Namun, perlu upaya dimana Muhammadiyah dengan sengaja menanam bibit-bibit generasinya dengan serius, terencana, dan dilakukan secara konsisten.
Perpaduan antara visi, semboyan berkemajuan, dan amal sosial, harus didukung oleh ketersediaan SDM yang kompak dan hebat.
Mereka merupakan tim kerja yang pandai bicara dan terampil bekerja. Orang-orang yang sudah terdidik dan siap mewujudkan cita-cita persyarikatan.
Sebuah tim yang tidak lagi berpikir sempit dan memiliki ego sektoral, tetapi memiliki cakrawala yang luas dan siap membangun peradaban baru dengan memanfaatkan jejaringnya secara produktif.
Investasi SDM harus menjadi fokus program dalam membangun iklim persyarikatan yang lebih kondusif. Roda organisasi yang sangat gemuk harus dikendalikan oleh manusia-manusia yang tidak lagi terjebak pada kubangan persoalan dan cara berpikir sempit.
SDM Muhammadiyah ke depan harus mampu mengendalikan perubahan agar persyarikatan ini tetap memiliki elan vital perjuangannya seperti awal ketika Kyai Dahlan mendirikannya.
Membaca arah pikiran Kyai Dahlan dalam berdakwah salah satu kelebihannya yaitu ketajaman dalam membaca realitas, sensitif terhadap persoalan sosial, kaya akan solusi praktis, kemampuan mempraktikkan mengkongkritkan perintah-perintah Allah di dalam Al-Quran, dan pemahaman keagamaan yang mendalam dan berkemajuan.
Kemudian bagaimana Kyai Dahlan juga membaca alam ke depan, yang belum tentu terpikirkan bagi generasi sezamannya.

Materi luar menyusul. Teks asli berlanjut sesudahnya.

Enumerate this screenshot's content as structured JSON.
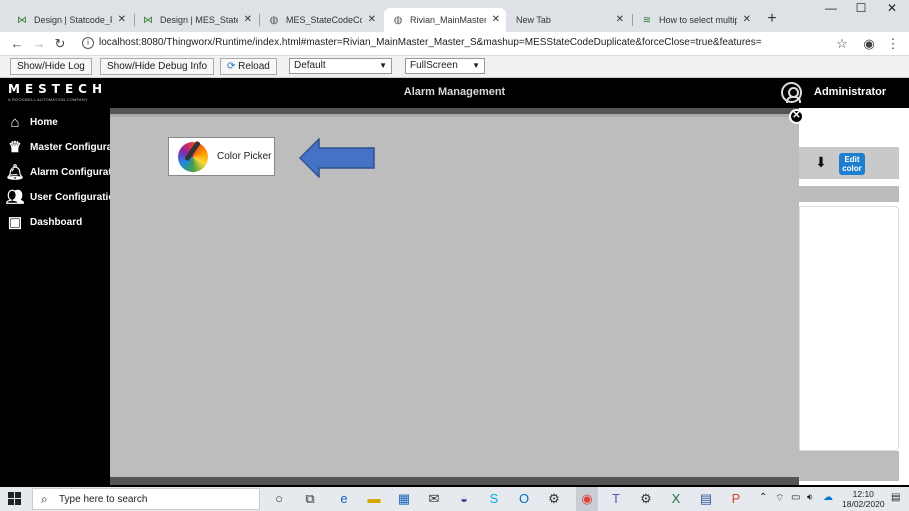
{
  "browser": {
    "tabs": [
      {
        "title": "Design | Statcode_Pric",
        "icon": "thingworx-icon"
      },
      {
        "title": "Design | MES_StateCo",
        "icon": "thingworx-icon"
      },
      {
        "title": "MES_StateCodeColorE",
        "icon": "globe-icon"
      },
      {
        "title": "Rivian_MainMaster_M",
        "icon": "globe-icon"
      },
      {
        "title": "New Tab",
        "icon": ""
      },
      {
        "title": "How to select multiple",
        "icon": "stack-icon"
      }
    ],
    "url": "localhost:8080/Thingworx/Runtime/index.html#master=Rivian_MainMaster_Master_S&mashup=MESStateCodeDuplicate&forceClose=true&features="
  },
  "debug_toolbar": {
    "show_log": "Show/Hide Log",
    "show_debug": "Show/Hide Debug Info",
    "reload": "Reload",
    "theme_select": "Default",
    "mode_select": "FullScreen"
  },
  "app": {
    "logo_text": "MESTECH",
    "logo_sub": "A ROCKWELL AUTOMATION COMPANY",
    "title": "Alarm Management",
    "user": "Administrator",
    "nav": [
      {
        "label": "Home",
        "icon": "home-icon"
      },
      {
        "label": "Master Configurat",
        "icon": "crown-icon"
      },
      {
        "label": "Alarm Configurati",
        "icon": "bell-icon"
      },
      {
        "label": "User Configuratio",
        "icon": "users-icon"
      },
      {
        "label": "Dashboard",
        "icon": "dashboard-icon"
      }
    ],
    "edit_color_label": "Edit color"
  },
  "modal": {
    "color_picker_label": "Color Picker",
    "arrow_color": "#4472c4",
    "overlay_color": "#bdbdbd"
  },
  "taskbar": {
    "search_placeholder": "Type here to search",
    "time": "12:10",
    "date": "18/02/2020"
  }
}
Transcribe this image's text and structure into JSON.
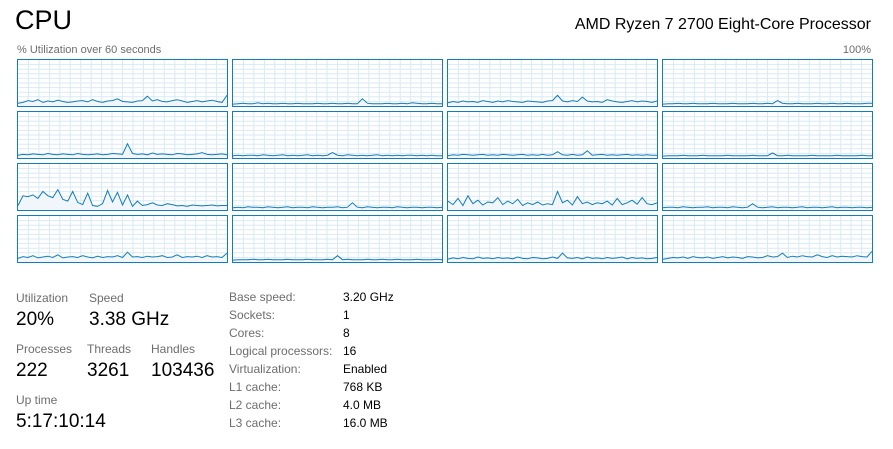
{
  "header": {
    "title": "CPU",
    "processor": "AMD Ryzen 7 2700 Eight-Core Processor",
    "graph_caption": "% Utilization over 60 seconds",
    "graph_max": "100%"
  },
  "colors": {
    "graph_line": "#117dbb",
    "graph_fill": "#f1f6fa",
    "graph_grid": "#d9eaf4",
    "label": "#6d6d6d"
  },
  "stats": {
    "utilization": {
      "label": "Utilization",
      "value": "20%"
    },
    "speed": {
      "label": "Speed",
      "value": "3.38 GHz"
    },
    "processes": {
      "label": "Processes",
      "value": "222"
    },
    "threads": {
      "label": "Threads",
      "value": "3261"
    },
    "handles": {
      "label": "Handles",
      "value": "103436"
    },
    "uptime": {
      "label": "Up time",
      "value": "5:17:10:14"
    }
  },
  "details": [
    {
      "key": "Base speed:",
      "value": "3.20 GHz"
    },
    {
      "key": "Sockets:",
      "value": "1"
    },
    {
      "key": "Cores:",
      "value": "8"
    },
    {
      "key": "Logical processors:",
      "value": "16"
    },
    {
      "key": "Virtualization:",
      "value": "Enabled"
    },
    {
      "key": "L1 cache:",
      "value": "768 KB"
    },
    {
      "key": "L2 cache:",
      "value": "4.0 MB"
    },
    {
      "key": "L3 cache:",
      "value": "16.0 MB"
    }
  ],
  "cores": [
    [
      4,
      6,
      10,
      8,
      12,
      6,
      9,
      7,
      11,
      8,
      6,
      7,
      9,
      10,
      7,
      12,
      8,
      6,
      9,
      10,
      14,
      8,
      7,
      6,
      9,
      10,
      20,
      9,
      12,
      8,
      7,
      10,
      12,
      9,
      6,
      8,
      10,
      7,
      9,
      11,
      8,
      6,
      22
    ],
    [
      2,
      3,
      4,
      3,
      3,
      5,
      3,
      4,
      3,
      3,
      4,
      3,
      3,
      4,
      3,
      3,
      3,
      4,
      3,
      3,
      4,
      3,
      3,
      4,
      3,
      3,
      14,
      4,
      3,
      3,
      3,
      4,
      3,
      3,
      4,
      3,
      5,
      4,
      3,
      3,
      4,
      3,
      3
    ],
    [
      5,
      8,
      6,
      9,
      7,
      8,
      6,
      10,
      8,
      6,
      9,
      7,
      10,
      8,
      7,
      6,
      9,
      8,
      7,
      6,
      9,
      10,
      22,
      9,
      7,
      10,
      8,
      18,
      9,
      7,
      8,
      6,
      12,
      9,
      7,
      6,
      8,
      10,
      7,
      9,
      8,
      6,
      9
    ],
    [
      2,
      3,
      3,
      4,
      3,
      3,
      4,
      3,
      3,
      3,
      4,
      3,
      3,
      3,
      4,
      3,
      3,
      3,
      4,
      3,
      3,
      4,
      3,
      10,
      4,
      3,
      3,
      4,
      3,
      3,
      3,
      4,
      3,
      3,
      4,
      3,
      3,
      4,
      3,
      3,
      3,
      4,
      4
    ],
    [
      4,
      6,
      5,
      7,
      6,
      5,
      8,
      6,
      5,
      7,
      6,
      5,
      8,
      6,
      5,
      6,
      7,
      5,
      6,
      8,
      7,
      6,
      30,
      8,
      6,
      7,
      5,
      9,
      6,
      7,
      6,
      5,
      8,
      7,
      5,
      6,
      7,
      10,
      6,
      5,
      6,
      7,
      5
    ],
    [
      3,
      4,
      3,
      4,
      4,
      3,
      5,
      4,
      3,
      4,
      5,
      3,
      4,
      3,
      4,
      5,
      3,
      4,
      3,
      4,
      10,
      4,
      3,
      5,
      4,
      3,
      4,
      3,
      4,
      5,
      3,
      4,
      3,
      4,
      3,
      4,
      4,
      3,
      4,
      3,
      4,
      3,
      3
    ],
    [
      3,
      5,
      4,
      6,
      5,
      4,
      5,
      6,
      4,
      5,
      4,
      6,
      5,
      4,
      5,
      6,
      4,
      5,
      4,
      6,
      4,
      5,
      12,
      5,
      4,
      6,
      4,
      5,
      14,
      4,
      5,
      6,
      4,
      5,
      4,
      5,
      6,
      4,
      5,
      4,
      5,
      4,
      4
    ],
    [
      2,
      3,
      3,
      3,
      4,
      3,
      3,
      3,
      4,
      3,
      3,
      3,
      3,
      4,
      3,
      3,
      3,
      3,
      4,
      3,
      3,
      3,
      9,
      3,
      3,
      4,
      3,
      3,
      3,
      3,
      4,
      3,
      3,
      3,
      3,
      4,
      3,
      3,
      3,
      3,
      4,
      3,
      3
    ],
    [
      8,
      30,
      28,
      32,
      24,
      40,
      30,
      26,
      44,
      22,
      18,
      40,
      15,
      10,
      36,
      8,
      6,
      12,
      42,
      16,
      38,
      9,
      32,
      6,
      18,
      8,
      10,
      14,
      9,
      8,
      12,
      10,
      7,
      8,
      6,
      9,
      8,
      7,
      8,
      9,
      7,
      8,
      8
    ],
    [
      3,
      4,
      3,
      5,
      4,
      4,
      3,
      5,
      4,
      3,
      4,
      5,
      3,
      4,
      4,
      3,
      5,
      4,
      3,
      4,
      4,
      5,
      3,
      4,
      14,
      4,
      3,
      5,
      4,
      3,
      4,
      4,
      3,
      5,
      4,
      3,
      4,
      4,
      3,
      4,
      4,
      3,
      4
    ],
    [
      18,
      10,
      24,
      8,
      30,
      12,
      20,
      9,
      16,
      14,
      26,
      10,
      18,
      12,
      22,
      8,
      14,
      10,
      16,
      9,
      12,
      10,
      40,
      14,
      20,
      9,
      28,
      12,
      16,
      10,
      14,
      12,
      18,
      9,
      24,
      10,
      14,
      20,
      11,
      26,
      12,
      10,
      14
    ],
    [
      3,
      4,
      4,
      3,
      5,
      4,
      3,
      4,
      4,
      5,
      3,
      4,
      4,
      3,
      5,
      4,
      3,
      4,
      12,
      4,
      3,
      4,
      5,
      3,
      4,
      4,
      3,
      4,
      5,
      3,
      4,
      4,
      3,
      4,
      5,
      3,
      4,
      4,
      3,
      4,
      4,
      3,
      4
    ],
    [
      6,
      10,
      8,
      12,
      7,
      9,
      11,
      8,
      14,
      7,
      9,
      10,
      8,
      12,
      9,
      7,
      11,
      8,
      10,
      9,
      12,
      8,
      20,
      9,
      10,
      8,
      11,
      9,
      10,
      12,
      8,
      9,
      14,
      8,
      10,
      9,
      11,
      8,
      12,
      9,
      10,
      8,
      18
    ],
    [
      2,
      3,
      3,
      3,
      4,
      3,
      3,
      4,
      3,
      3,
      3,
      4,
      3,
      3,
      3,
      4,
      3,
      3,
      3,
      4,
      3,
      12,
      3,
      4,
      3,
      3,
      3,
      4,
      3,
      3,
      4,
      3,
      3,
      4,
      3,
      3,
      3,
      4,
      3,
      3,
      3,
      4,
      3
    ],
    [
      4,
      7,
      5,
      8,
      6,
      5,
      9,
      6,
      7,
      5,
      8,
      6,
      7,
      5,
      9,
      6,
      5,
      8,
      7,
      5,
      6,
      9,
      6,
      18,
      7,
      6,
      8,
      5,
      9,
      6,
      7,
      5,
      8,
      6,
      7,
      9,
      5,
      8,
      6,
      7,
      5,
      6,
      8
    ],
    [
      4,
      6,
      8,
      7,
      9,
      6,
      10,
      8,
      7,
      9,
      6,
      8,
      10,
      7,
      9,
      8,
      6,
      10,
      9,
      7,
      8,
      12,
      9,
      10,
      18,
      8,
      11,
      9,
      12,
      10,
      9,
      14,
      10,
      8,
      12,
      9,
      11,
      10,
      9,
      12,
      10,
      9,
      22
    ]
  ]
}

Maka konteks SDM ini menjadi sangat relevan karena kelak Kyai Dahlan akan mendorong para murid dan kadernya untuk berpendidikan tinggi, mencari ilmu dan pengalaman, kemudian memanggilnya kembali ke Muhammadiyah.
Di awal abad ke-20, Kyai Dahlan sudah mendorong anak-anak muda untuk menjadi dokter dan insinyur, sebenarnya bisa jadi belum terpikirkan oleh banyak orang.

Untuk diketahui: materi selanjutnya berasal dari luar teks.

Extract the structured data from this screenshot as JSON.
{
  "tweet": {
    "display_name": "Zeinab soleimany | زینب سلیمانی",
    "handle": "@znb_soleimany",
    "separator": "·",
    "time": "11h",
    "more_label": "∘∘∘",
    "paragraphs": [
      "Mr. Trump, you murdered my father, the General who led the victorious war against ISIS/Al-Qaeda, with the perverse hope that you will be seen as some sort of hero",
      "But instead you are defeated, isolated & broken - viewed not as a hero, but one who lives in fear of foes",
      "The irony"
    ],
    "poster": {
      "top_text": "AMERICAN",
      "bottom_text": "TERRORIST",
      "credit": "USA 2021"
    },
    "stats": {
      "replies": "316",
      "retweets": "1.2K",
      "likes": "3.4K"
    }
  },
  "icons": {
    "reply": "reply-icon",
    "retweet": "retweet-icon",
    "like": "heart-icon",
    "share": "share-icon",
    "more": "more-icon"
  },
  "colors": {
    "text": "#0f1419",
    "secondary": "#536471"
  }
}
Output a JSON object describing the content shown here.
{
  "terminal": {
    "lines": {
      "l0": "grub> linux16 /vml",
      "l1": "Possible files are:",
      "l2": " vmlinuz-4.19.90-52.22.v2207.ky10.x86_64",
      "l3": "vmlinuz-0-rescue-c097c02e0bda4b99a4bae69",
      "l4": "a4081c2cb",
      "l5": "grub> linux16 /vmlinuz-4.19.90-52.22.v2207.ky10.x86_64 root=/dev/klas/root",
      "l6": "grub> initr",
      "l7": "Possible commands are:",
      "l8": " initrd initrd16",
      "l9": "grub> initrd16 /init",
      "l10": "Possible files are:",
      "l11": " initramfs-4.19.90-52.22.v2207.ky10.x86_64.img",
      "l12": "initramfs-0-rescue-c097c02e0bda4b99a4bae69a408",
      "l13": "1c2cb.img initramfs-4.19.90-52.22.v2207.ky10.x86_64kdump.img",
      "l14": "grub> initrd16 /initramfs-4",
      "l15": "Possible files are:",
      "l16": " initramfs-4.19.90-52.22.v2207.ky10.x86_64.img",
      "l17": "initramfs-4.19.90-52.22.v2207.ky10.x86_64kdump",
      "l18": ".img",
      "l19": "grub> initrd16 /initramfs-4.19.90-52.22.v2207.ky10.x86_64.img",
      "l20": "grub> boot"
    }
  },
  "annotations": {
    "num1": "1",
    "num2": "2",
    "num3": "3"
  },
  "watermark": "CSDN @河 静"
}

Mungkin mendengar istilahnya saja masing begitu asing, tetapi Kyai Dahlan menyebut beberapa profesi yang sangat menjanjikan itu untuk memotivasi pentingnya pelanjut penggerak persyarikatan ini adalah orang-orang yang berpendidikan maju dan menjawab persoalan ke depan.
Itu artinya juga, Kyai Dahlan mengisyaratkan kebutuhan persyarikatan dan masyarakat ke depan bukan melulu urusan shalat saja, tetapi juga muamalah lainnya yang perlu sentuhan dan kontribusi Muhammadiyah.
Sebab mewujudkan masyarakat yang sebenar-benarnya tidak hanya dapat dilakukan oleh salah satu disiplin ilmu saja.
Perlu multi kompetensi lintas disiplin, namun menyatu dalam satu visi untuk mewujudkan peradaban yang lebih baik tadi.
Jika melihat ke dalam, kebutuhan Muhammadiyah Jawa Barat pun saya kira sama.
Kyai Dahlan akan membakar semangat bermuhammadiyah di Jawa Barat ini dengan melihat realitas sosial dan keagamaan, kemudian menyiapkan SDM terbaiknya.
Dengan segala tantangan dan dinamikanya, Muhammadiyah Jawa Barat harus menjadi simbol kemajuan di tengah persoalan masyarakat yang ada.
Perlu penyegaran di hari ini, kemudian investasi untuk masa depan, sehingga Muhammadiyah Jabar tetap aktual dan mampu menjawab persoalan yang ada.
Mudah-mudahan cara seperti ini tidak keluar dari cara berfikir dan tradisi beramalnya Kyai Dahlan. Wallahu a’lam.